Referral Authority E-ZineElite Office Experience = Buzz, Easier ReferralsAuthor: Matt Anderson
Date: 02/04/2008
Elite Office Experience = Buzz, Easier Referrals
What can be done to a simple office environment that can set you apart from your competition very quickly?
What can be done to leave a client:
1. More impressed with you?
2. Feeling good about him or herself?
3. Even to have experienced a memorable event?
Three years ago I read the definitive book on the subject: Joseph Pine and James Gilmore’s The Experience Economy (1999). Last weekend I experienced the definitive office: Jim Crosson’s in River Falls, MA.
Jim is a financial advisor in the top 1% (of 11,000) of his nationally-known company. Yet if you believe it truly is the little things that make a big difference, read on. You’ll find many of the things Jim does to be affordable. According to Pine and Gilmore, your goal should be to engage your clients/prospects as much as possible in as many ways as possible – to turn their time with you into an experience, not just an exchange of information. Clearly, theme restaurants, Disney, Vegas, Branson, and Yellowstone make more obvious case studies, but the book cites parking lots, grocery stores, and banks who are moving with this trend too.
I will walk you through my experience:
1. A welcome sign with the client’s name on it.
Dale Carnegie was the one who noted that everyone’s favorite word is their name. Jim has your name on an electronic sign wired to a computer that meets your eyes when you step off the elevator.
2. Classical music plays as you walk in.
Research suggests that people buy more when classical music plays because of how it makes us feel. Classical music also stimulates the brain to think more (television has been found to do the opposite – I wonder if that’s why there are so many in bars!?). Interestingly, many financial service offices have large TV screens playing the news in the entrance. Yet the news is notoriously almost always a barrage of bad things happening in the world: Unhelpful first impression!

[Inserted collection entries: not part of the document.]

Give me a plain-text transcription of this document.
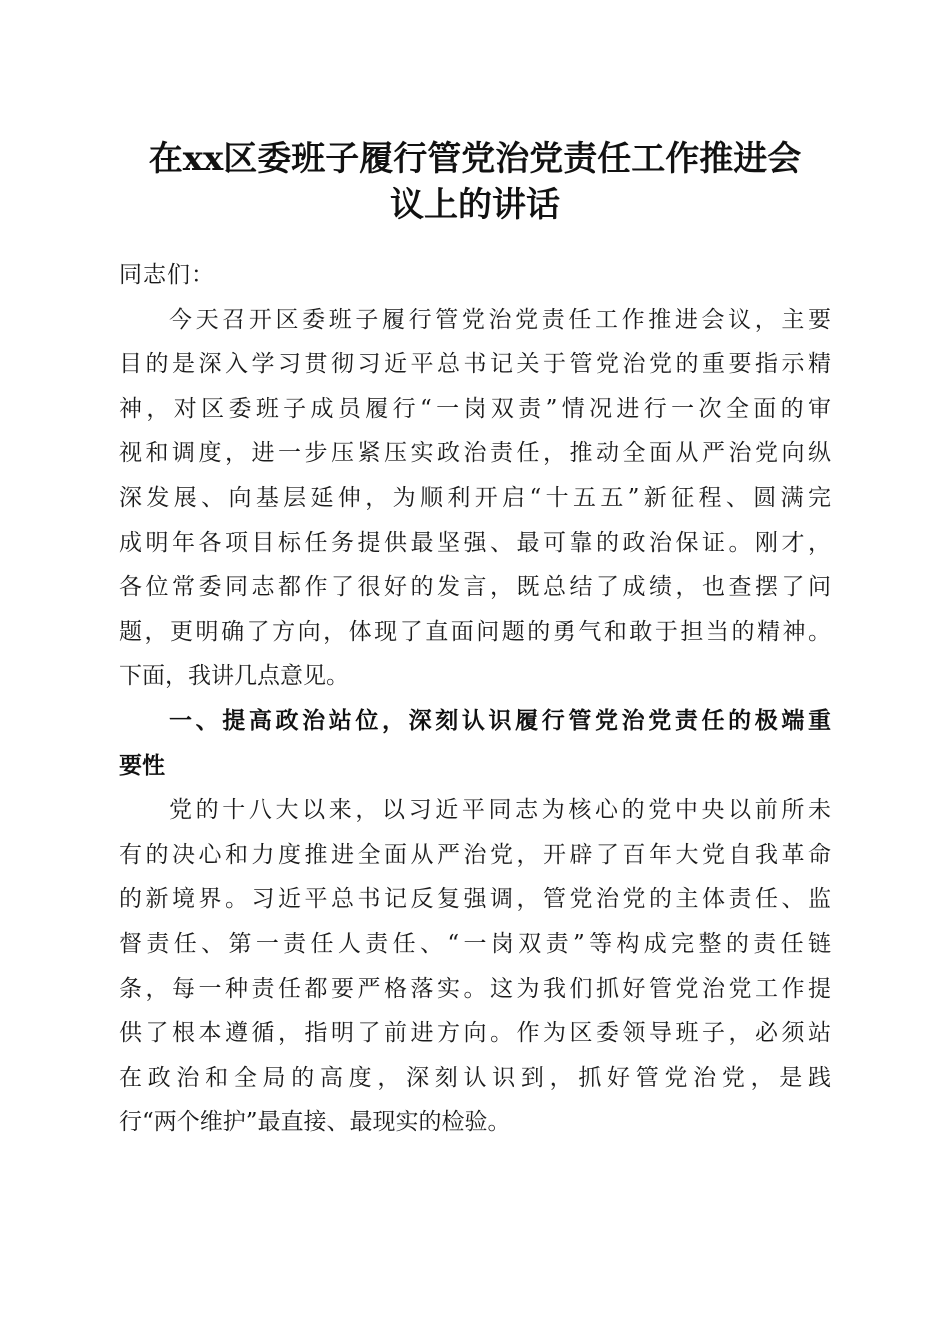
在xx区委班子履行管党治党责任工作推进会
议上的讲话
同志们：
今天召开区委班子履行管党治党责任工作推进会议，主要
目的是深入学习贯彻习近平总书记关于管党治党的重要指示精
神，对区委班子成员履行“一岗双责”情况进行一次全面的审
视和调度，进一步压紧压实政治责任，推动全面从严治党向纵
深发展、向基层延伸，为顺利开启“十五五”新征程、圆满完
成明年各项目标任务提供最坚强、最可靠的政治保证。刚才，
各位常委同志都作了很好的发言，既总结了成绩，也查摆了问
题，更明确了方向，体现了直面问题的勇气和敢于担当的精神。
下面，我讲几点意见。
一、提高政治站位，深刻认识履行管党治党责任的极端重
要性
党的十八大以来，以习近平同志为核心的党中央以前所未
有的决心和力度推进全面从严治党，开辟了百年大党自我革命
的新境界。习近平总书记反复强调，管党治党的主体责任、监
督责任、第一责任人责任、“一岗双责”等构成完整的责任链
条，每一种责任都要严格落实。这为我们抓好管党治党工作提
供了根本遵循，指明了前进方向。作为区委领导班子，必须站
在政治和全局的高度，深刻认识到，抓好管党治党，是践
行“两个维护”最直接、最现实的检验。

3. Fresh flowers in vases.
All the senses are appealed to.
4. A tray of muffins and cookies – even luxury cigars to go.
While nobody has an unlimited budget, almost all of these ideas can be started on a lower budget. Some food can be packaged and preserved longer. Artificial flowers might be better than none at all.
5. High quality coffee machine and coffee served in china cups with saucers.
Even a real coffee mug is going to beat a Styrofoam cup, right?
6. The latest magazine editions for a wide variety of choices.
So often when I’m sitting in waiting rooms I am consistently amazed at the poor selection. They are either all about the industry of the company or are embarrassingly out of date. Jim’s office had a current selection of 8-10 of the country’s top selling magazines from People and Sports Illustrated to National Geographic.
7. Framed pictures on a wide variety of topics that appeal to your clients.
Usually, we put things on our walls because they are close to our hearts. I was quite surprised that Jim put up a variety of frames close to his client’s hearts. These covered popular talking points from sports, local hobbies, and historical figures (from politics and the world of business).
8. Impressive office furniture and a great view
I can’t ignore that Jim’s personal office was also an experience: high quality furniture, round (avoids ‘them and us’ feeling) conference table under a screen that could show a power point or go online, a large aquarium, and a great view of Main Street from his corner office.
9. Pristine restroom
This looked like what you’d expect at a country club, even with individual hand towels.
10. Immaculate office
Everyone who meets Jim gets the full tour. There’s something about meeting the team in the office and seeing how organized everything is, seeing shelves lined with business books, and seeing even the ‘back’ room full of impressive sports memorabilia – when there’s room only in the back for a baseball cap autographed by none other than New England Patriot coach Bill Bellicheck (by the time you read this, you’ll already know whether his team pulled off a perfect season by winning the Super Bowl), you can’t help but connect dots.
And that’s just the office experience. It only starts there. Beyond that are all the systems of staying in touch that top producers learn from other people along the way and implement.
That’s really what struck me. I bet you’ve heard of all of these ideas before. I know some are out the budget but all of them can be adapted and can grow with your business. The difference is recognizing that the little things add up, create good word of mouth, more business, more referrals and then taking action on them!